The two parties differed in their valuation and explanation of the mir. The westernisers, led by Čičerin, inclined to regard the mir as an institution of comparatively late development, predominantly administrative in function, fiscal in its aims. But some of the westernisers, the more radical among them, while accepting the slavophil theory of origins, gave the mir and the artel a socialistic significance. The mir, they held, preserved Russia from the growth of a proletariat, and represented the communism desiderated by the socialists.[1]
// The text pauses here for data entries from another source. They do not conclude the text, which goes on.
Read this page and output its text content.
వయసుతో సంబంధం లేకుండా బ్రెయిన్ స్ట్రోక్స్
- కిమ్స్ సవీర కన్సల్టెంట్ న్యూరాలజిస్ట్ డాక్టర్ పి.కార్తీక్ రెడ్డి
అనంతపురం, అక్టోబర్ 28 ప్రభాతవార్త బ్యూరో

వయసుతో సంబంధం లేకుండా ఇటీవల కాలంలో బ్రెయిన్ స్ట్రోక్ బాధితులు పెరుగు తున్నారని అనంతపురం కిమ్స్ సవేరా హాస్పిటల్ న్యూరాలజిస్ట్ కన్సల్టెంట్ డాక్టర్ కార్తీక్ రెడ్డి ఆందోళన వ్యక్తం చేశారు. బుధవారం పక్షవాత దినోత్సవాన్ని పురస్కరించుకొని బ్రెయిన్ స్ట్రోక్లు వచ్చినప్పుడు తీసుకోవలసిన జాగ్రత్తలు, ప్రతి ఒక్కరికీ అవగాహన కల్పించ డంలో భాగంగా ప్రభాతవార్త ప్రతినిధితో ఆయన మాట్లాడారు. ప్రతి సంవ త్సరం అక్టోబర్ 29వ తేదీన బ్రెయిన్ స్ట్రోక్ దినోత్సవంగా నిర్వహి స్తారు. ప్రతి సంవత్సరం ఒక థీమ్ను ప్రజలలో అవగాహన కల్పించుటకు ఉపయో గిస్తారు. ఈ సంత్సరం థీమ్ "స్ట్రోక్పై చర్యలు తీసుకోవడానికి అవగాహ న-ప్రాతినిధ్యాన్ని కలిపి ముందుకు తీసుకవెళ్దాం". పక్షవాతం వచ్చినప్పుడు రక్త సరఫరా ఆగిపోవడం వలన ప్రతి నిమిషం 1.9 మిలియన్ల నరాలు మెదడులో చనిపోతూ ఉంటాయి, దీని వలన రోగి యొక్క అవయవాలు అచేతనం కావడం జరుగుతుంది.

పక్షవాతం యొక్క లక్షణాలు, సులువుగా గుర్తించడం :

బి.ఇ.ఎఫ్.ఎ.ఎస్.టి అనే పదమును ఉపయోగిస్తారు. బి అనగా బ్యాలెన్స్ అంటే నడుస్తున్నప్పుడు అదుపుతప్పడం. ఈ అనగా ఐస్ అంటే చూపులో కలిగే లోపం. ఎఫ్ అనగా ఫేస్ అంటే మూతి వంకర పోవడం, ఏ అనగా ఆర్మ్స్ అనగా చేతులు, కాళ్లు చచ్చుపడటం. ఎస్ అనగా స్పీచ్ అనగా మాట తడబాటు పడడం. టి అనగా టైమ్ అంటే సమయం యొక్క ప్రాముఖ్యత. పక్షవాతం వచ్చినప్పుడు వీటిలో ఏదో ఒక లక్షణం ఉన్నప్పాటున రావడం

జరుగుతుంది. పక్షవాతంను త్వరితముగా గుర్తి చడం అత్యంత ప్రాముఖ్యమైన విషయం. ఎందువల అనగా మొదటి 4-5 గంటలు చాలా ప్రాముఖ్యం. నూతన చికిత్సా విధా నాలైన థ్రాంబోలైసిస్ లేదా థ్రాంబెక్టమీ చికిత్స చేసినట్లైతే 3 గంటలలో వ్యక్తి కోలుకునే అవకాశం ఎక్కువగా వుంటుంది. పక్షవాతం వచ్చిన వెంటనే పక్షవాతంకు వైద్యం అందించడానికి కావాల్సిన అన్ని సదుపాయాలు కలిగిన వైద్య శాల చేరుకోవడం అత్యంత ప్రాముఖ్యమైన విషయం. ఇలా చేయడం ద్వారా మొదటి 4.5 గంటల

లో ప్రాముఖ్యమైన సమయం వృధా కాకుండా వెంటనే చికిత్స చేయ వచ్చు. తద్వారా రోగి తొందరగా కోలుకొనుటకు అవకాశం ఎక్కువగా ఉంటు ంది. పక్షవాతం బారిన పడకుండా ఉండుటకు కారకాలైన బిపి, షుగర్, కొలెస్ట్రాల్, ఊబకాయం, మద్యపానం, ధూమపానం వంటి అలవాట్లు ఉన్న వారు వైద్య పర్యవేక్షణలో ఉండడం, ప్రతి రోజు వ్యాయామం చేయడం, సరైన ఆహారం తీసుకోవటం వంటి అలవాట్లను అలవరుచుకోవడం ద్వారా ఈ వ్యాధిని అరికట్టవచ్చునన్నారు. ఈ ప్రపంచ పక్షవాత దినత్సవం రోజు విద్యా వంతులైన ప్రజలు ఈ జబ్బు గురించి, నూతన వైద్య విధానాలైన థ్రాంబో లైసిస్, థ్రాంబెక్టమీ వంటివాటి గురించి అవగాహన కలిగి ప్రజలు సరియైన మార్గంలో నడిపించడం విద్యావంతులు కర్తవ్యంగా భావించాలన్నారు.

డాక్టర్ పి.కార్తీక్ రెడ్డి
As regards the liberation of the peasantry, the outlook of the westernisers was more energetic because more distinctively political. Stankevič, indeed, held that serfdom ought first to be abolished, and a constitution subsequently

  1. In the grey primeval age, says Čičerin, the mir may indeed have been patriarchal, but during historic times it was produced by political organisation from above. The commune was a fiscal organ of the state, each commune, as a whole, guaranteeing the payment of a definite sum in taxes. The state of Kiev originated in the conquests of the Variag Norsemen, the soil becoming, as in the west, the Conqueror's private property. Čičerin's article, Survey of the Historical Development of the Peasant Community in Russia, was published in 1856. As early as 1851, Běljaev, writing in opposition to Čičerin, had endeavoured to adduce historical justification for the slavophil view. Solov'ev the historian, writing in 1856, endeavoured to mediate, and so did Kavelin the jurist, and many others. Čičerin, like the slavophils, agreed with Haxthausen, who held that the mir was a patriarchal expansion of the family. The institution had disappeared before the Muscovite epoch, but had been revived in the eighteenth century under the impulsion of the Petrine poll tax. Haxthausen extolled the mir as a means for preserving Russia from proletarianism.